The week in GRC: Disney shareholders demand answers over Jimmy Kimmel suspension as SEC clarifies position on quarterly reporting

This week’s governance, compliance and risk-management stories from around the web

—Disney shareholders, including groups like the American Federation of Teachers and Reporters Without Borders, have formally demanded that the entertainment giant produce internal records related to the decision to suspend Jimmy Kimmel’s TV show.

As reported by the New York Post, the groups are requesting board minutes, internal communications involving CEO Bob Iger, financial impact analyses and affiliate agreements with networks like Nexstar and Sinclair.

In their letter, they argue Disney may have breached its fiduciary duty by giving in to political pressure rather than prioritizing shareholder interests, free expression or corporate governance standards.

‘Although we are pleased that ABC did the right thing and put Jimmy Kimmel back on the air last night, due to the Trump administration’s continued threats to free speech, including with respect to ABC, we are writing to seek transparency into the initial decision to suspend him and his show,’ the letter stated.

Investors have given Disney five business days to comply or they intend to sue under Delaware law to access the requested documents and hold the board accountable for transparency and decision making.

—SEC chairman Paul Atkins has hinted at adopting a tailored approach to corporate reporting, following his appearance on the Squawk Box news program on CNBC.

The interview comes in the wake of President Donald Trump’s renewed call (via a Truth social post) to shift US public companies away from mandatory quarterly earnings reporting toward semiannual reporting.

Atkins said: ‘I welcome that posting by the president’ adding that the proposed changes are ‘a good way forward’. The SEC chair steered clear of implementing blanket rules, adding: ‘For the sake of shareholders and public companies, the market can decide what the proper cadence is.’

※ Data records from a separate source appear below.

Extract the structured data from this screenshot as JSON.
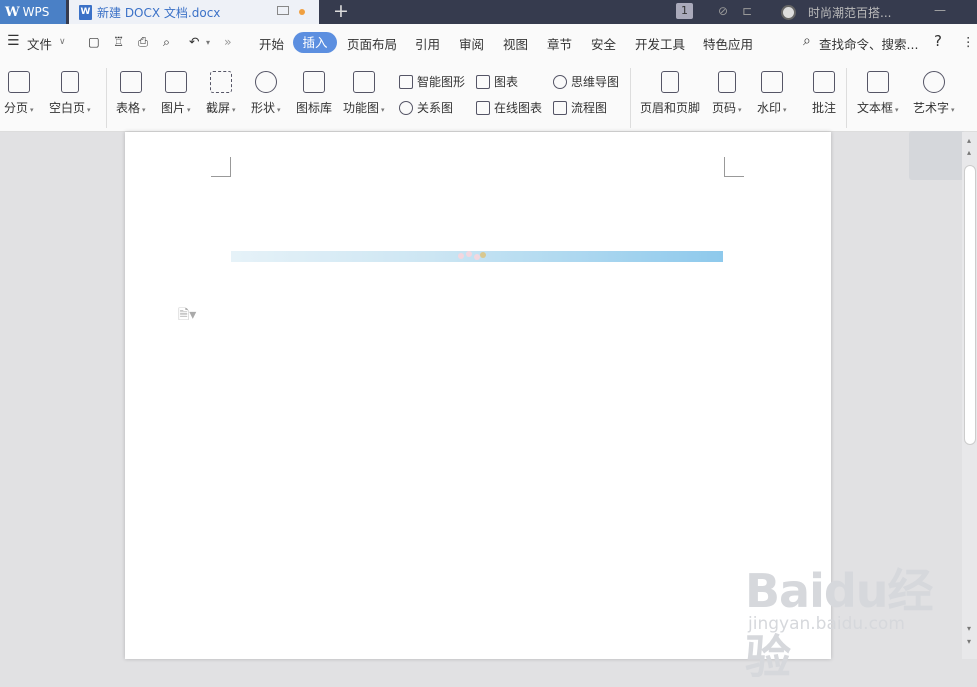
{
  "titlebar": {
    "app_name": "WPS",
    "app_logo": "W",
    "doc_tab_title": "新建 DOCX 文档.docx",
    "doc_icon": "W",
    "new_tab": "+",
    "badge": "1",
    "account_name": "时尚潮范百搭..."
  },
  "menubar": {
    "file_menu": "文件",
    "tabs": [
      "开始",
      "插入",
      "页面布局",
      "引用",
      "审阅",
      "视图",
      "章节",
      "安全",
      "开发工具",
      "特色应用"
    ],
    "search_placeholder": "查找命令、搜索...",
    "help": "?"
  },
  "ribbon": {
    "page_break": "分页",
    "blank_page": "空白页",
    "table": "表格",
    "picture": "图片",
    "screenshot": "截屏",
    "shapes": "形状",
    "icon_library": "图标库",
    "function_chart": "功能图",
    "smart_shape": "智能图形",
    "chart": "图表",
    "mind_map": "思维导图",
    "relation_chart": "关系图",
    "online_chart": "在线图表",
    "flowchart": "流程图",
    "header_footer": "页眉和页脚",
    "page_number": "页码",
    "watermark": "水印",
    "comment": "批注",
    "text_box": "文本框",
    "word_art": "艺术字"
  },
  "watermark": {
    "brand": "Baidu经验",
    "url": "jingyan.baidu.com"
  },
  "colors": {
    "titlebar_bg": "#363b4e",
    "accent": "#5c8fe0",
    "doc_tab_text": "#3b71c7"
  }
}
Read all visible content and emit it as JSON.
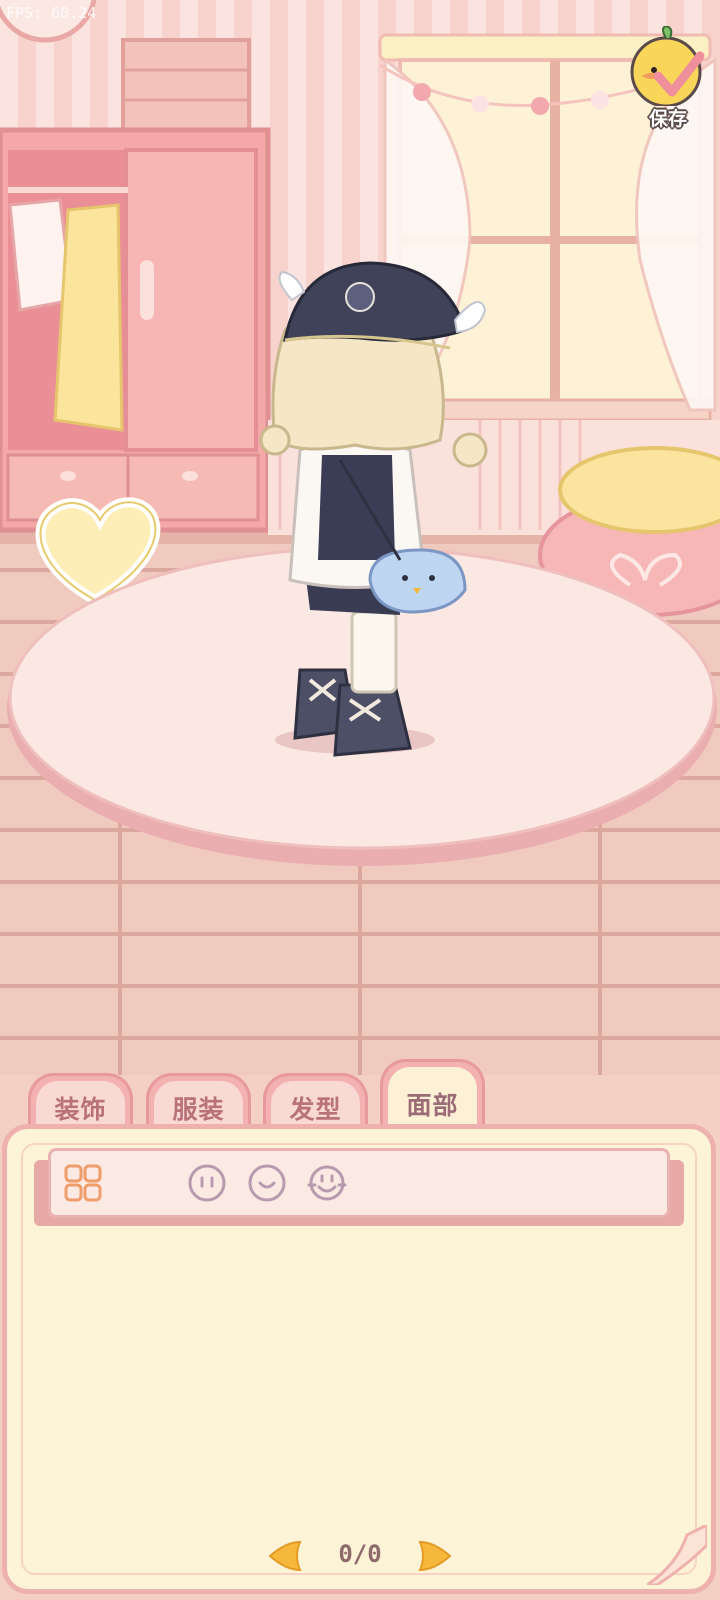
{
  "hud": {
    "fps_text": "FPS: 60.24"
  },
  "save": {
    "label": "保存",
    "icon": "duck-check-icon"
  },
  "tabs": [
    {
      "label": "装饰",
      "active": false
    },
    {
      "label": "服装",
      "active": false
    },
    {
      "label": "发型",
      "active": false
    },
    {
      "label": "面部",
      "active": true
    }
  ],
  "filters": {
    "icons": [
      "grid-all-icon",
      "face-eyes-icon",
      "face-smile-icon",
      "face-mouth-icon"
    ]
  },
  "pager": {
    "text": "0/0"
  },
  "colors": {
    "accent": "#efb1ad",
    "panel_bg": "#fdf3d7",
    "tab_text": "#b9717a",
    "arrow": "#f5b83b"
  }
}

He also elaborated that investors would demand information at a cadence suited to each company’s operations and banks would have input, especially for firms engaged in debt issuance or financing.

Atkins did not commit to a timeline or immediate enforcement.

—Earlier this week, ISS published the results of its 2025 Global Benchmark Policy Survey. In the executive compensation section, 38 percent of investor respondents supported using time-based equity awards as part of a mixed plan with performance-based awards. Meanwhile, 46 percent of those polled favored requiring at least five years of vesting and/or post-vesting retention to replace performance criteria.

As for say-on-pay responsiveness, 64 percent of investors said that if a company discloses efforts to solicit investor feedback that were unsuccessful, the lack of received feedback should not automatically count against the company. Additionally, 80 percent agreed that improvements to pay programs can be deemed responsive, even without shareholder input.

On ESG and DEI metrics, 73 percent of respondents in theUS and Canada supported ISS’s current position, namely that removing such metrics from incentive plans should be viewed negatively unless well justified.

ISS will issue draft policy updates for public comment and finalize them by late November, with the new guidelines taking effect for shareholder meetings held on or after February 1, 2026.

—Activist investor Engine Capital, which holds about 3 percent of Acadia Healthcare, has called for changes to the mental health services provider and has urged the company to add new board members, explore selling assets and repurchase undervalued shares.

As reported by Reuters (paywall), Engine criticized the company’s 2022 reshuffle – where it reorganized its business by service rather than region – as making oversight and operations more difficult.

In its letter, the firm also singled out longstanding directors and called for the hiring of board members with behavioral health and capital allocation expertise.

Acadia, which is dealing with reduced free cash flow and a DOJ investigation, responded that it regularly engages with shareholders and is open to constructive input.

—According the latest report by Morningstar (paywall), the 2025 proxy season saw a sharp decline in ESG shareholder resolutions in the US, linked to new SEC guidance that allowed companies to exclude many proposals.

The total number of proposals voted on dropped by 22 percent, while environmental and social proposals fell by 40 percent. Only around 30 resolutions achieved at least 30 percent support, down sharply from over 100 in 2024.

Meanwhile, support for governance‑oriented resolutions remained stable, averaging about 33 to 35 percent. The decline in environmental and social resolution volume and backing has raised concerns that investor signals on sustainability are becoming harder to interpret.